Chris Selley's National Post essay gets it right.
Only four months ago, the Scarborough Subway Wars had ostensibly drawn to a close. Some city councillors who in principle preferred the original, cheaper LRT option to replace the aging Scarborough Rapid Transit line seemed to have been mollified by a compromise: the subway extension would be one stop, instead of three, from Kennedy to Scarborough Town Centre, and the money left over would go to building an LRT from Kennedy to the University of Toronto’s Scarborough Campus.
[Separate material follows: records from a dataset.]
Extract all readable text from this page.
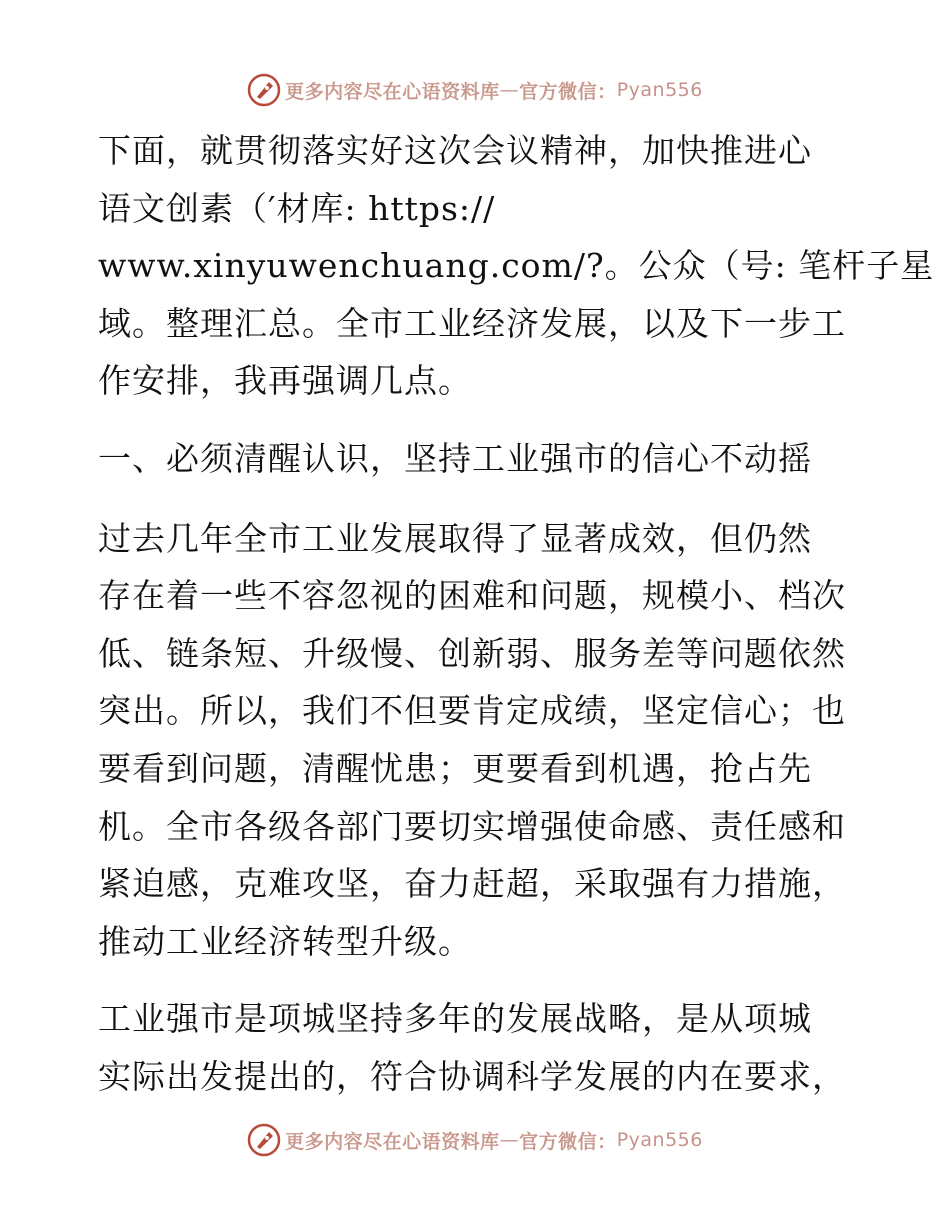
更多内容尽在心语资料库 — 官方微信： Pyan556
下面，就贯彻落实好这次会议精神，加快推进心
语文创素（′材库: https://
www.xinyuwenchuang.com/?。公众（号: 笔杆子星
域。整理汇总。全市工业经济发展，以及下一步工
作安排，我再强调几点。
一、必须清醒认识，坚持工业强市的信心不动摇
过去几年全市工业发展取得了显著成效，但仍然
存在着一些不容忽视的困难和问题，规模小、档次
低、链条短、升级慢、创新弱、服务差等问题依然
突出。所以，我们不但要肯定成绩，坚定信心；也
要看到问题，清醒忧患；更要看到机遇，抢占先
机。全市各级各部门要切实增强使命感、责任感和
紧迫感，克难攻坚，奋力赶超，采取强有力措施，
推动工业经济转型升级。
工业强市是项城坚持多年的发展战略，是从项城
实际出发提出的，符合协调科学发展的内在要求，
更多内容尽在心语资料库 — 官方微信： Pyan556
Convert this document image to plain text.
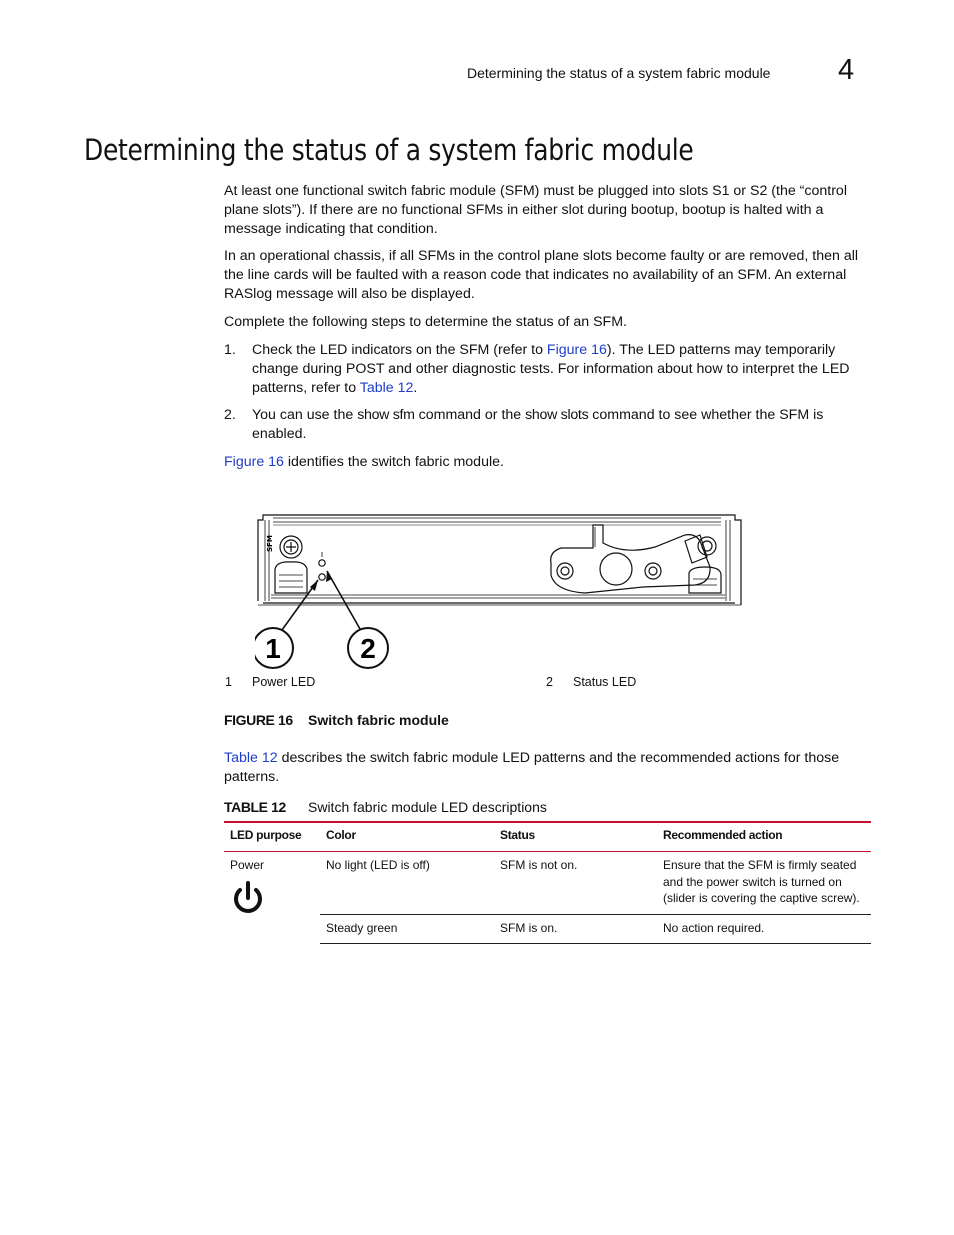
Determining the status of a system fabric module 4
Determining the status of a system fabric module
At least one functional switch fabric module (SFM) must be plugged into slots S1 or S2 (the “control plane slots”). If there are no functional SFMs in either slot during bootup, bootup is halted with a message indicating that condition.
In an operational chassis, if all SFMs in the control plane slots become faulty or are removed, then all the line cards will be faulted with a reason code that indicates no availability of an SFM. An external RASlog message will also be displayed.
Complete the following steps to determine the status of an SFM.
1. Check the LED indicators on the SFM (refer to Figure 16). The LED patterns may temporarily change during POST and other diagnostic tests. For information about how to interpret the LED patterns, refer to Table 12.
2. You can use the show sfm command or the show slots command to see whether the SFM is enabled.
Figure 16 identifies the switch fabric module.
SFM
1	2
1 Power LED	2 Status LED
FIGURE 16 Switch fabric module
Table 12 describes the switch fabric module LED patterns and the recommended actions for those patterns.
TABLE 12 Switch fabric module LED descriptions
LED purpose	Color	Status	Recommended action
Power	No light (LED is off)	SFM is not on.	Ensure that the SFM is firmly seated and the power switch is turned on (slider is covering the captive screw).
	Steady green	SFM is on.	No action required.
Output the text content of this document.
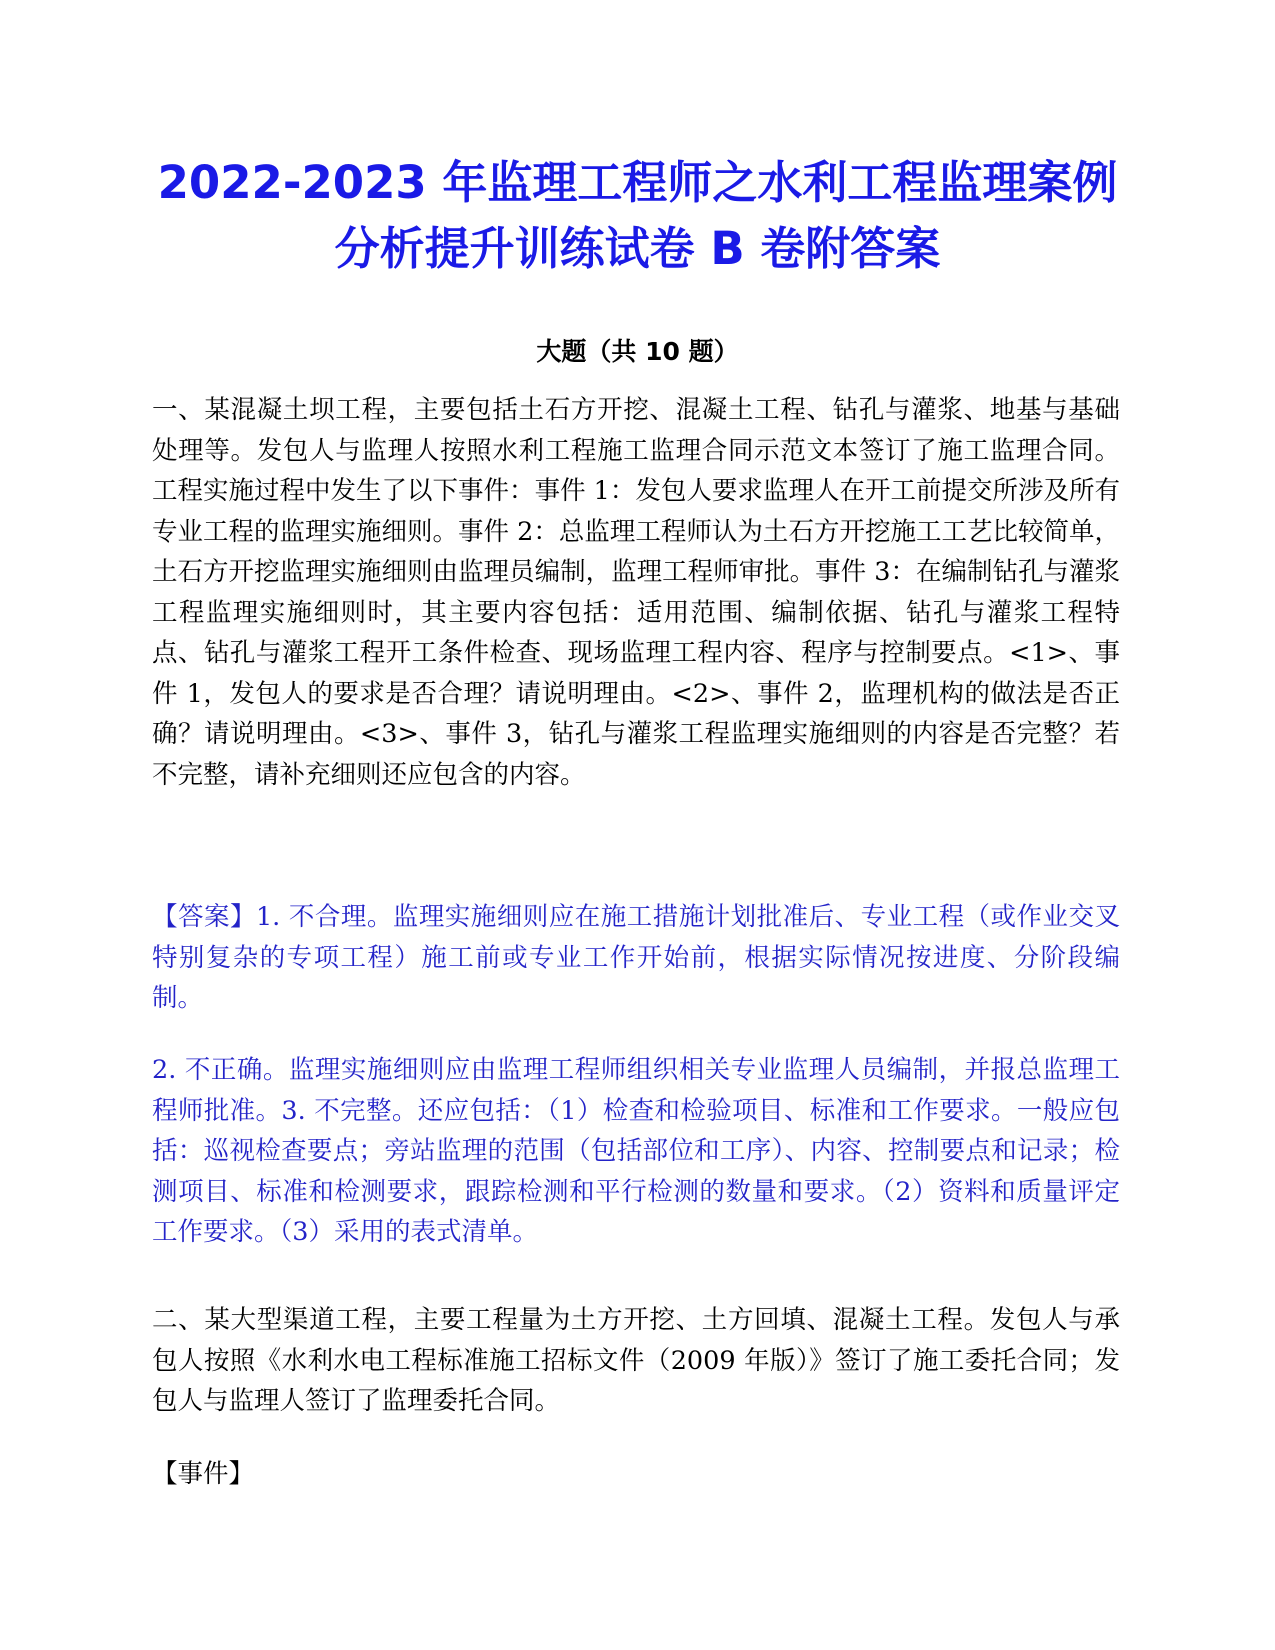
2022-2023 年监理工程师之水利工程监理案例分析提升训练试卷 B 卷附答案
大题（共 10 题）

一、某混凝土坝工程，主要包括土石方开挖、混凝土工程、钻孔与灌浆、地基与基础处理等。发包人与监理人按照水利工程施工监理合同示范文本签订了施工监理合同。工程实施过程中发生了以下事件：事件 1：发包人要求监理人在开工前提交所涉及所有专业工程的监理实施细则。事件 2：总监理工程师认为土石方开挖施工工艺比较简单，土石方开挖监理实施细则由监理员编制，监理工程师审批。事件 3：在编制钻孔与灌浆工程监理实施细则时，其主要内容包括：适用范围、编制依据、钻孔与灌浆工程特点、钻孔与灌浆工程开工条件检查、现场监理工程内容、程序与控制要点。<1>、事件 1，发包人的要求是否合理？请说明理由。<2>、事件 2，监理机构的做法是否正确？请说明理由。<3>、事件 3，钻孔与灌浆工程监理实施细则的内容是否完整？若不完整，请补充细则还应包含的内容。

【答案】1. 不合理。监理实施细则应在施工措施计划批准后、专业工程（或作业交叉特别复杂的专项工程）施工前或专业工作开始前，根据实际情况按进度、分阶段编制。

2. 不正确。监理实施细则应由监理工程师组织相关专业监理人员编制，并报总监理工程师批准。3. 不完整。还应包括：（1）检查和检验项目、标准和工作要求。一般应包括：巡视检查要点；旁站监理的范围（包括部位和工序）、内容、控制要点和记录；检测项目、标准和检测要求，跟踪检测和平行检测的数量和要求。（2）资料和质量评定工作要求。（3）采用的表式清单。

二、某大型渠道工程，主要工程量为土方开挖、土方回填、混凝土工程。发包人与承包人按照《水利水电工程标准施工招标文件（2009 年版）》签订了施工委托合同；发包人与监理人签订了监理委托合同。

【事件】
Coun. Josh Matlow, one of the subway’s staunchest opponents, credited Mayor John Tory with having placed “facts” at least “alongside politics” in his decision-making, and argued it behoved people like him to give the plan a chance — though he also wanted careful study of aligning the subway along the existing SRT corridor. Tory, naturally, was bullish: “It has the potential to transform a region of our city that is currently vastly underserved by transit,” the mayor enthused.
And now, away we go again. Torontonians learned last week that the one-stop extension is projected “only” to carry 7,300 passengers from Scarborough Town Centre to Kennedy station during the morning rush — not 11,100 and not 14,000, numbers which had been floating around beforehand.
And it was back to our regularly scheduled programming.